« Prendre les pouls » : ce que je cherche vraiment

À la fin d’un premier rendez-vous, on me pose presque toujours la même question : « mais qu’est-ce que vous cherchez, exactement ? » Le patient vient de me voir poser trois doigts sur son poignet, changer de main, regarder sa langue — puis lui annoncer que sa digestion doit se bloquer en fin de journée. Il n’y a là ni magie ni devinette. C’est un examen, et il s’apprend ; le mien m’a pris cinq ans d’université à Shanghai, et je continue de l’affiner.
Le Qi n’est pas une croyance
Le Qi — le souffle, l’énergie vitale — circule dans le corps par des trajets que la médecine chinoise appelle méridiens : douze principaux, chacun relié à un organe et à un moment de la journée. Ce vocabulaire a plus de deux mille ans, mais il décrit quelque chose de très concret : un corps fonctionne quand les choses circulent, et se dérègle quand elles stagnent, manquent, ou s’échauffent quelque part.
Je ne demande à personne d’y croire. Je demande seulement d’observer. L’épaule qui se bloque après une contrariété, la digestion qui se ferme en période d’examens, les règles qui deviennent douloureuses dès les premiers froids : ce sont des liens que mes patients ont presque toujours déjà remarqués. La médecine chinoise ne les invente pas, elle leur donne un nom et un traitement.
Ce qu’un pouls raconte
Sous mes trois doigts, je ne compte pas les battements.
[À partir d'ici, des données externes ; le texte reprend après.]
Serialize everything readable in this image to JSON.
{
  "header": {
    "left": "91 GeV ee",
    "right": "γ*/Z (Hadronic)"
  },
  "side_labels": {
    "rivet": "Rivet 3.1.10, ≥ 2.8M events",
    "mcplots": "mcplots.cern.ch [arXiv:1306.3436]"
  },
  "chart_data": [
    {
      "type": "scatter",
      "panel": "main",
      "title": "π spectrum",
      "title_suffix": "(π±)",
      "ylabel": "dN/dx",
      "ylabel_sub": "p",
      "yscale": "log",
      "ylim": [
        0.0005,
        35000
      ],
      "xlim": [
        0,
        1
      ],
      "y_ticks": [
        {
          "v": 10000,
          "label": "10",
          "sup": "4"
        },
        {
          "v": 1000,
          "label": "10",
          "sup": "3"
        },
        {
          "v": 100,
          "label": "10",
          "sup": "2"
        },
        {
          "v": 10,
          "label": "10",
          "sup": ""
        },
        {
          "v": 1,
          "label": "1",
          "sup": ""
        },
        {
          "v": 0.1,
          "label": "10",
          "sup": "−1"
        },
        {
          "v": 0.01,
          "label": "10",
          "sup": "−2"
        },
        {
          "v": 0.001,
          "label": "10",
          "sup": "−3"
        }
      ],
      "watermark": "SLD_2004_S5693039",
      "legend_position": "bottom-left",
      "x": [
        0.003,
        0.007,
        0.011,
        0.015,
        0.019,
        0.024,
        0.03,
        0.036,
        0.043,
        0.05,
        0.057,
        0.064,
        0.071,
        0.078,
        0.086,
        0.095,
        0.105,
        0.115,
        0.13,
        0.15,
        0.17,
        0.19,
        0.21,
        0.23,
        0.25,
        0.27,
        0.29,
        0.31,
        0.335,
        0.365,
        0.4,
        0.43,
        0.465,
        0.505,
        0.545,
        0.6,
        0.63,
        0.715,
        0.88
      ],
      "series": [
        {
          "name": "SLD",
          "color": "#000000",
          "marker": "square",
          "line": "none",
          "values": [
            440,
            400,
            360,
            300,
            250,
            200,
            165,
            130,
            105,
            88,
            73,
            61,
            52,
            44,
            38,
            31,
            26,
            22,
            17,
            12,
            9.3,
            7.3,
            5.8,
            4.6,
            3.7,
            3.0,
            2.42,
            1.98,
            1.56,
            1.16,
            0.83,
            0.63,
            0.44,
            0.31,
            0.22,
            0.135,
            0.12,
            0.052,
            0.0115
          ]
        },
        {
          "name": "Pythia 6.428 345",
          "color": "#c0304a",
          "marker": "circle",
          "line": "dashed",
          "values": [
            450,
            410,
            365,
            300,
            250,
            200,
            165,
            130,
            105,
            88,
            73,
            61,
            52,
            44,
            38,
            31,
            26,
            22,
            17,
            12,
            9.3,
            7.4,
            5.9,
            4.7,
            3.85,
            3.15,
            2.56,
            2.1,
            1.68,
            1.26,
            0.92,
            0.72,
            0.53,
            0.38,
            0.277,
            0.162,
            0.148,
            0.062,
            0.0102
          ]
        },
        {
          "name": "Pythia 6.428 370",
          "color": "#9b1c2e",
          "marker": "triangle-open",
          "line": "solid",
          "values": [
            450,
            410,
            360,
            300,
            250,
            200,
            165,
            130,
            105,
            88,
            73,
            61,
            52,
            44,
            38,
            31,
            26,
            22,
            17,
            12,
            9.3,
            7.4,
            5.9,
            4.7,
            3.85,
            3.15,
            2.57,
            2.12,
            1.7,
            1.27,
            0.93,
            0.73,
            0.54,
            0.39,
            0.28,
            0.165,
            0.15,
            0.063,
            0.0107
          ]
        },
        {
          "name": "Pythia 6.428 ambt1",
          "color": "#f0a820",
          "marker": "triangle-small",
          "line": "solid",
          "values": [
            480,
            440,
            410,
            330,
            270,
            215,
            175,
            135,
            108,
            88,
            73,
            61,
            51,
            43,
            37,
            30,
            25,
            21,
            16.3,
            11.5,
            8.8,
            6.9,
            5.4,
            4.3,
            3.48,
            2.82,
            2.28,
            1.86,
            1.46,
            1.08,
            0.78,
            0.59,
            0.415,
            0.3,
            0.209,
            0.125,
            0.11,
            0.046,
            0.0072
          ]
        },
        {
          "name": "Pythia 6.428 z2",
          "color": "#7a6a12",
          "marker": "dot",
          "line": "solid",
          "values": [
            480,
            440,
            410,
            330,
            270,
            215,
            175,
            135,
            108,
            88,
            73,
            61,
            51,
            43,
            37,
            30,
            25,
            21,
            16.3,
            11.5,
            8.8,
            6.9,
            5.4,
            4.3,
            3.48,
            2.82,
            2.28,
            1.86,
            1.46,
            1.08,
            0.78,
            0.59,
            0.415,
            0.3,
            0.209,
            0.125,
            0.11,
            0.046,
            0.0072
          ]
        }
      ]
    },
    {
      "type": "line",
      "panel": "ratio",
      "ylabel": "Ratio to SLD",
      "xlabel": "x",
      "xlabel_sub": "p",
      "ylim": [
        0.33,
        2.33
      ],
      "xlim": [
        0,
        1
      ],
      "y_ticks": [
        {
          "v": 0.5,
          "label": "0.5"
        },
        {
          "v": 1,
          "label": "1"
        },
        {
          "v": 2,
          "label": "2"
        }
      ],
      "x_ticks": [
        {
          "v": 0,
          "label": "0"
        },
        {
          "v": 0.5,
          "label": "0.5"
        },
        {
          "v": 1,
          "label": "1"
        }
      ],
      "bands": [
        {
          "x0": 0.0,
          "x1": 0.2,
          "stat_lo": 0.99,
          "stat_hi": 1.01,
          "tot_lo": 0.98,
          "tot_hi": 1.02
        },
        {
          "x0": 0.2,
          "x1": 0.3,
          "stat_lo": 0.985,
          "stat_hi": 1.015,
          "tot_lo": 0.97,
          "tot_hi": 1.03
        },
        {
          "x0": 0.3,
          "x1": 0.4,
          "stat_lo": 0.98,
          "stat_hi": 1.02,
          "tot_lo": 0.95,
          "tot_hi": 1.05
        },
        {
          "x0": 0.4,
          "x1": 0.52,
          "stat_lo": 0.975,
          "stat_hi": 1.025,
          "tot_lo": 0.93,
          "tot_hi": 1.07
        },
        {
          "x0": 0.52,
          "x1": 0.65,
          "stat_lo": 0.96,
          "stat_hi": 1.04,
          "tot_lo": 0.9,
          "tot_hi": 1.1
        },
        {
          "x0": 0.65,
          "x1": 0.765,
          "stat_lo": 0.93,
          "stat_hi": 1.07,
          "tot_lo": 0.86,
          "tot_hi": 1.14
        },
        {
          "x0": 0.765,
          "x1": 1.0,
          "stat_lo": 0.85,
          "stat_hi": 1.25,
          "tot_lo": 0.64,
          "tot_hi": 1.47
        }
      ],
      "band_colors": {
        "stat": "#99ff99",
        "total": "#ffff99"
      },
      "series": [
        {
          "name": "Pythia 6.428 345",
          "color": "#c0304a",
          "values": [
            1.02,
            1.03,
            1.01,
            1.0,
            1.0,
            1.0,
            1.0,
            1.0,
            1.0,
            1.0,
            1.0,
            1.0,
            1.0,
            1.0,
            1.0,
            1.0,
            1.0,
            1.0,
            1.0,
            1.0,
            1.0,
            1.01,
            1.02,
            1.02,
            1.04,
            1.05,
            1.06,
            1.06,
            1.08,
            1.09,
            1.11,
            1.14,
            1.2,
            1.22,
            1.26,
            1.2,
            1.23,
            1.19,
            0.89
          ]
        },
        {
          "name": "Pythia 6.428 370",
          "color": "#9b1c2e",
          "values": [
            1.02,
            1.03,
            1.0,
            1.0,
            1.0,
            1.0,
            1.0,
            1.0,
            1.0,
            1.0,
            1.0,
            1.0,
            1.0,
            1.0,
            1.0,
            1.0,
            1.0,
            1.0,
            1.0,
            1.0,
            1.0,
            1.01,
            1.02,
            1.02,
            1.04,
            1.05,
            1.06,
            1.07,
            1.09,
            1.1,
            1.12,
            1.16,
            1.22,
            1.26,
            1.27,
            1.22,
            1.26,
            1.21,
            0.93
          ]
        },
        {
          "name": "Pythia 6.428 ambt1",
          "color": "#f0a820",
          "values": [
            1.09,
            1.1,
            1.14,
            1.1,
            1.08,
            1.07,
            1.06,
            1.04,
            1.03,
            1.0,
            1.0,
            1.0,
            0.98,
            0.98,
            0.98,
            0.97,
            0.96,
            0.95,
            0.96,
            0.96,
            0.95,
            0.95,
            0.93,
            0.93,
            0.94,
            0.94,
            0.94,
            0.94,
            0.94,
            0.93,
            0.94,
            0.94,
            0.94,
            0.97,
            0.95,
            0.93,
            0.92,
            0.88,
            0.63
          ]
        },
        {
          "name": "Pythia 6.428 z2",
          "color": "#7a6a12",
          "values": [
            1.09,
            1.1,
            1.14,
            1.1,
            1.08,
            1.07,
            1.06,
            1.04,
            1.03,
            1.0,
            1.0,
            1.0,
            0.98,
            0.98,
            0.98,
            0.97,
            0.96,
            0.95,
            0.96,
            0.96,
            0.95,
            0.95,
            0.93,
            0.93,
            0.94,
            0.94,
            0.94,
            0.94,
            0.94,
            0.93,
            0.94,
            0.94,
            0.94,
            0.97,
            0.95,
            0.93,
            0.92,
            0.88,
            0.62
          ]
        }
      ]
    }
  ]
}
Je cherche la profondeur — faut-il appuyer pour le trouver, ou vient-il au-devant du doigt ? —, la force, la largeur, la régularité, la texture. Un pouls tendu comme une corde et je pense au Foie, à la colère retenue, aux épaules qui ne redescendent plus. Un pouls glissant, comme une bille sous le doigt, et je pense à l’humidité : une digestion qui fabrique plus qu’elle n’élimine. Un pouls fin qui s’efface dès qu’on le presse, et je pense à un vide de Sang — j’irai alors demander si les cheveux tombent, si la vue fatigue le soir.
La langue complète le tableau : sa couleur, sa forme, l’épaisseur et la teinte de l’enduit, les marques de dents sur les bords. Deux minutes d’observation qui valent souvent un long questionnaire.
Deux patients, deux traitements
C’est pour cette raison que deux personnes venues pour la même insomnie ne repartent pas avec les mêmes points. Chez l’une, le sommeil ne vient pas : elle rumine, la tête chauffe, le pouls est tendu — je disperse. Chez l’autre, le sommeil vient mais se rompt à trois heures, avec une fatigue de fond et un pouls faible — je tonifie. Même symptôme, terrains opposés, traitements presque contraires.
C’est pour cette raison, aussi, que je ne travaille pas au protocole. Le bilan occupe une bonne partie de la première séance, et je le reprends brièvement à chaque rendez-vous : un terrain bouge, et le traitement doit bouger avec lui.